In just about two weeks (May 8, 2014), we’ll celebrate the 100 Anniversary of the Smith-Lever Act. Passed in 1914, the act created a system of cooperative extension organizations. Usually extension agencies were associated with land-grant university, like Virginia Tech (or Virginia Agricultural and Mechanical College and Polytechnic Institute, as we were back in 1914). The law stated that:

Cooperative agricultural extension work shall consist of the development of practical applications of research knowledge and giving of instruction and practical demonstrations of existing or improved practices or technologies in agriculture, uses of solar energy with respect to agriculture, home economics, and rural energy and subjects relating thereto to persons not attending or resident in said colleges in the several communities, and imparting information on said subjects through demonstrations, publications, and otherwise and for the necessary printing and distribution of information in connection with the foregoing; (U.S. Code, Title 7 ,Chapter 13, Subchapter IV, § 342- Cooperative agricultural extension work)

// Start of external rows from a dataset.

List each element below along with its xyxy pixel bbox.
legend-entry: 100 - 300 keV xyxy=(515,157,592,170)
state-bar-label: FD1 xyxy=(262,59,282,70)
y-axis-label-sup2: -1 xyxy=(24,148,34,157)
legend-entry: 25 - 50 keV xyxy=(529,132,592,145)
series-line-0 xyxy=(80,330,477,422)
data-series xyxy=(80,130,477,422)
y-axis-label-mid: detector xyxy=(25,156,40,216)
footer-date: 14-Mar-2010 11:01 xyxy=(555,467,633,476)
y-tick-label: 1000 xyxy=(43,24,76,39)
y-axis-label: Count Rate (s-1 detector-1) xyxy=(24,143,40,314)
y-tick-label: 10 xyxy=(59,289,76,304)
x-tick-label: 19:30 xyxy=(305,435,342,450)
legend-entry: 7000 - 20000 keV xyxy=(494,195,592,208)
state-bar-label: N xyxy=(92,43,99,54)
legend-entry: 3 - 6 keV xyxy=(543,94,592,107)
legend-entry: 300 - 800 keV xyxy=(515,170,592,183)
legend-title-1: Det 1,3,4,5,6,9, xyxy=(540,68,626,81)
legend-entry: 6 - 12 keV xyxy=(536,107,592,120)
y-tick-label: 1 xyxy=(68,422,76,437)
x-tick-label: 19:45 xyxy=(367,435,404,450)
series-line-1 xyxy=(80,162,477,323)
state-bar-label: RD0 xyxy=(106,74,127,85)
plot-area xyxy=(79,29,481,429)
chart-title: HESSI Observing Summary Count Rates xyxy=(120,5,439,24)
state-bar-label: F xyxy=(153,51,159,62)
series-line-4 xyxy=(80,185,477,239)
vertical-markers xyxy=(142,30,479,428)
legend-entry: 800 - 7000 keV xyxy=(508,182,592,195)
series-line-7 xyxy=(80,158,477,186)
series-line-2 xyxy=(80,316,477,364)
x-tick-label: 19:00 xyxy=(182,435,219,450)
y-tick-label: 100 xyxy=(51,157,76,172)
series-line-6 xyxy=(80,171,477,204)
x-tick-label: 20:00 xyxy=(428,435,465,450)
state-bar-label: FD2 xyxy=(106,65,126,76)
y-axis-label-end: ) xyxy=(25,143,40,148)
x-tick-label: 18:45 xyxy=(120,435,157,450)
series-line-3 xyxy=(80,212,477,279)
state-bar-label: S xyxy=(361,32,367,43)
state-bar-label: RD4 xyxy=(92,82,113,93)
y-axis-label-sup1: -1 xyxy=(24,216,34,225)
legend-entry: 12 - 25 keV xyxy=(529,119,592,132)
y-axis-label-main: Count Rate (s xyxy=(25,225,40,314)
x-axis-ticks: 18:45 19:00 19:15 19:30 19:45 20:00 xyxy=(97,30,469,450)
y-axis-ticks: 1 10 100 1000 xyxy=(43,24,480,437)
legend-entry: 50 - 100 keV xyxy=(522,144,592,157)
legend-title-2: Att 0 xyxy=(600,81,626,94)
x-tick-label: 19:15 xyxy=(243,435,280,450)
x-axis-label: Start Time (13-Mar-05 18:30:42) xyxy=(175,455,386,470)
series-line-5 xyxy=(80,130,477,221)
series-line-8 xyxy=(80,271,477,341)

The practical work of cooperative extension agents involved educating the rural and urban public about agriculture, farming and 4-H; home economics; economic development; government and public policy; leadership; and just about any subject that might be related! Here in Virginia, extension work had already begun back in 1906, but the passage of the Smith-Lever Act led to a change of location for the base of operations, from Burkesville to Blacksburg.